Je me souviendrai de ces temps d’illusions Je portais l'innocence dans les yeux Je croyais aux premières lueurs des aurores bleues Je croyais au soleil succulent du printemps, Aux beautés adoucissant les graves tons.
Je me souviendrai de ces temps d’illusions, De ces matins aux sourires factices De ces moments pénibles, pauvres en délices Où mes attentes rimaient avec les soupirs Ébranlant les entrailles d'une âme à fuir.

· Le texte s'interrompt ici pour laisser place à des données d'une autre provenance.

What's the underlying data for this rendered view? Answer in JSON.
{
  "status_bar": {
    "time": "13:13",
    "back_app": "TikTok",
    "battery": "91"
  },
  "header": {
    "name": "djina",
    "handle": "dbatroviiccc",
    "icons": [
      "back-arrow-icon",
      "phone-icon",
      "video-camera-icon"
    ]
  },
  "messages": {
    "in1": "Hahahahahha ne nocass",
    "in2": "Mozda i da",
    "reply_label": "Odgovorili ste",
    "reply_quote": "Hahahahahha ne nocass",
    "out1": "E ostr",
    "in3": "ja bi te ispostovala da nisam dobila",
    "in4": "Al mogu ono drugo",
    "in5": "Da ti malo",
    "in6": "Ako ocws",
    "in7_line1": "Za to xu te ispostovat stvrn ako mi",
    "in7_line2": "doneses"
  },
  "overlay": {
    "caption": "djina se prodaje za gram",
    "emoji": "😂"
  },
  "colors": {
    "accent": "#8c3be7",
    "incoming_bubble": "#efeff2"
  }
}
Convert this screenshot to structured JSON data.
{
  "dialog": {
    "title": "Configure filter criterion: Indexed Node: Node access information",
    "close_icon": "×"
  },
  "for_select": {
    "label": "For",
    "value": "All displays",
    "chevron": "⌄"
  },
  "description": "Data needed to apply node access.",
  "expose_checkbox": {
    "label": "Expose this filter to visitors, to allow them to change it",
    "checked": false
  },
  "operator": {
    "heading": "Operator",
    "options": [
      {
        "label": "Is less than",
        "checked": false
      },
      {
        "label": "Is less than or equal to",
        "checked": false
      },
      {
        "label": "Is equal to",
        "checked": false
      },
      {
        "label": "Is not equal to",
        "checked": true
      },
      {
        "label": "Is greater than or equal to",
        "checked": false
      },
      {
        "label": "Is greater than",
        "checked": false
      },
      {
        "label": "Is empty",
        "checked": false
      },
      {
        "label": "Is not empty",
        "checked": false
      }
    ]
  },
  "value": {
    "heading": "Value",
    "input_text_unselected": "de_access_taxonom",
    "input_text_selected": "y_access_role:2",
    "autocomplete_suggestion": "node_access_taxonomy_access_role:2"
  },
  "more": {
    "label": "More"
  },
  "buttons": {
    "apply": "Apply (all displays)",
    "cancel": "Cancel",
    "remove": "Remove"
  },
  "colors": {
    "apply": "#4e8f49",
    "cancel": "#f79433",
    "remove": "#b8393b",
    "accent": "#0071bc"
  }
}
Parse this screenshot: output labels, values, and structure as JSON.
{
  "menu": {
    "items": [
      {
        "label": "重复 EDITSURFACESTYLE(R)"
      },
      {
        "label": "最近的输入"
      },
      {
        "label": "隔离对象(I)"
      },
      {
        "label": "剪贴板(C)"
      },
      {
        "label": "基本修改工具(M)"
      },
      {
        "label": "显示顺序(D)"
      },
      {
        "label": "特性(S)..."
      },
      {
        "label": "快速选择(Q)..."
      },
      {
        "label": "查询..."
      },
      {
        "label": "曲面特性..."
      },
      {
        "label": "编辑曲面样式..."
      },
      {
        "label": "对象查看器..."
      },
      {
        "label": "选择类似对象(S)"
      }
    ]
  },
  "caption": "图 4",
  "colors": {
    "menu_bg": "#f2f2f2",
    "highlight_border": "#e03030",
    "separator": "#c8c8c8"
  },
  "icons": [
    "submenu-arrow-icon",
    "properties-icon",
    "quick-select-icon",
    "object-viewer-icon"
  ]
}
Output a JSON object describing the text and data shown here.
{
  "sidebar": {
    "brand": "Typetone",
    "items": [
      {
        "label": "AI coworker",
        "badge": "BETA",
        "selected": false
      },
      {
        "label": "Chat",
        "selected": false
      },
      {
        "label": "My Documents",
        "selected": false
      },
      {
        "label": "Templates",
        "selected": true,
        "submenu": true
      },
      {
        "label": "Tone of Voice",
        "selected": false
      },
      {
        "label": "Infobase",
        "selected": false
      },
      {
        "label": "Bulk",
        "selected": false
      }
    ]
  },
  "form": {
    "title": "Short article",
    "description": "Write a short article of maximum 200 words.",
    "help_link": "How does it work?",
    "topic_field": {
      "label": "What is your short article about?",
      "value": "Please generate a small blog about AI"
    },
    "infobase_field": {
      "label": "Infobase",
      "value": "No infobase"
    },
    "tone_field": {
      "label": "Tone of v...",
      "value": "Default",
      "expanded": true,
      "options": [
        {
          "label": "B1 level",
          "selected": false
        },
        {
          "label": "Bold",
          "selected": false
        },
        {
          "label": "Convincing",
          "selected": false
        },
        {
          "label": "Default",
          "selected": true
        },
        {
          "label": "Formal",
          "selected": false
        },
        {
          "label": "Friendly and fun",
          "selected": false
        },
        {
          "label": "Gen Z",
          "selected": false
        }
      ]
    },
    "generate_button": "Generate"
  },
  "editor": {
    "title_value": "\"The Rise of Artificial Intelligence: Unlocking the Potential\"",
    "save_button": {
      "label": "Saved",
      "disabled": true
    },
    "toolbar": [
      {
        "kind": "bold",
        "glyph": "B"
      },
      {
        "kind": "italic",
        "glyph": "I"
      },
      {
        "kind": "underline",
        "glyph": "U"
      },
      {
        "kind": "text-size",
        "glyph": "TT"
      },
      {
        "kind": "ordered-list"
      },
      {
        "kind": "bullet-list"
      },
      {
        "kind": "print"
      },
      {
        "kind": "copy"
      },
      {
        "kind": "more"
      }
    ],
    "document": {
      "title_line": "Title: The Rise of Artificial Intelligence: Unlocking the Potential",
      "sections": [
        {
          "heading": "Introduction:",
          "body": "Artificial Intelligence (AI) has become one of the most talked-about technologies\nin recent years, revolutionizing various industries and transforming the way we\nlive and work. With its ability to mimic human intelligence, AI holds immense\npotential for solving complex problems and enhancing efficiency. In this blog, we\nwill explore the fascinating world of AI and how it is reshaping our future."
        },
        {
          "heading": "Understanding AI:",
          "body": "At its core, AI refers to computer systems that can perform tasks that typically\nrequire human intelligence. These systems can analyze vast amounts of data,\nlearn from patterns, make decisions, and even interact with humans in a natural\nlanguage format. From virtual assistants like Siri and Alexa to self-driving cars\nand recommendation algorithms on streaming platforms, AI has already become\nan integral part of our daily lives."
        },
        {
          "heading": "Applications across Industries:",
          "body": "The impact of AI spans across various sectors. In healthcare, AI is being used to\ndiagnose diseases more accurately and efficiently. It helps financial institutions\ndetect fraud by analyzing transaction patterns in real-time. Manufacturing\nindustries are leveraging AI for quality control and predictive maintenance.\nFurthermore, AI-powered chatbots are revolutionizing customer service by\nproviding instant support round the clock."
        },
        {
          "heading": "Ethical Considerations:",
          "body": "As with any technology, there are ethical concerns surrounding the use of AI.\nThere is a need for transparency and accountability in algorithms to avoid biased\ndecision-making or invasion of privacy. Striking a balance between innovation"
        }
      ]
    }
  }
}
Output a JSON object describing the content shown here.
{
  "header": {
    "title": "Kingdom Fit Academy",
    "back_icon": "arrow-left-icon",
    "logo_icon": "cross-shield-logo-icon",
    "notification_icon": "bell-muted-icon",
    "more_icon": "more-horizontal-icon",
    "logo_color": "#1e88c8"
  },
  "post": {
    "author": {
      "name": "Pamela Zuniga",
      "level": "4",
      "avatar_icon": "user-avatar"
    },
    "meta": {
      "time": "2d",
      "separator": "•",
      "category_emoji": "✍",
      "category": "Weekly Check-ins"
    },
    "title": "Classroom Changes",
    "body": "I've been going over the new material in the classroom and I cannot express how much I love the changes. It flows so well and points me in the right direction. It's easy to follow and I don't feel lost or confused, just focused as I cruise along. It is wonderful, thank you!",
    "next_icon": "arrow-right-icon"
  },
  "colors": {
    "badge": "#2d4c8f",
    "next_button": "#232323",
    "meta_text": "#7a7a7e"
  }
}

Je me souviendrai de ces temps d’illusions, De ces longues journées folles de haine De ces engins diaboliques sur les scènes Qui attisaient le feu de la discorde déjà déclaré ; Géhenne, qui biffe les sourires et les lunes éclairées.
Je me souviendrai de ces temps d’illusions De ces couleurs devenues objets répugnants Inondant mon itinéraire d'échos poignants Que je consommais tout lentement sur mon lit Asile de remords, fief d'insomnie.
Je me souviendrais de ces temps d’illusions Où la parole prenait la forme d’un rocher à briser Sous un soleil dardé que l’enfer n’a rien à jalouser Ne serait ce que pour étancher la soif d’une langue tarie En quête de liberté et de pouvoir de dire sans aucun pari.
Je me souviendrai de ces temps d’illusions De ce jardin d'érudition gagné par la peur et la misère Où toutes les idées se disputaient comme des vipères A l'insu des opinions qui n'osaient nullement croire Que cet Éden perde un jour sa convoitise et sa gloire.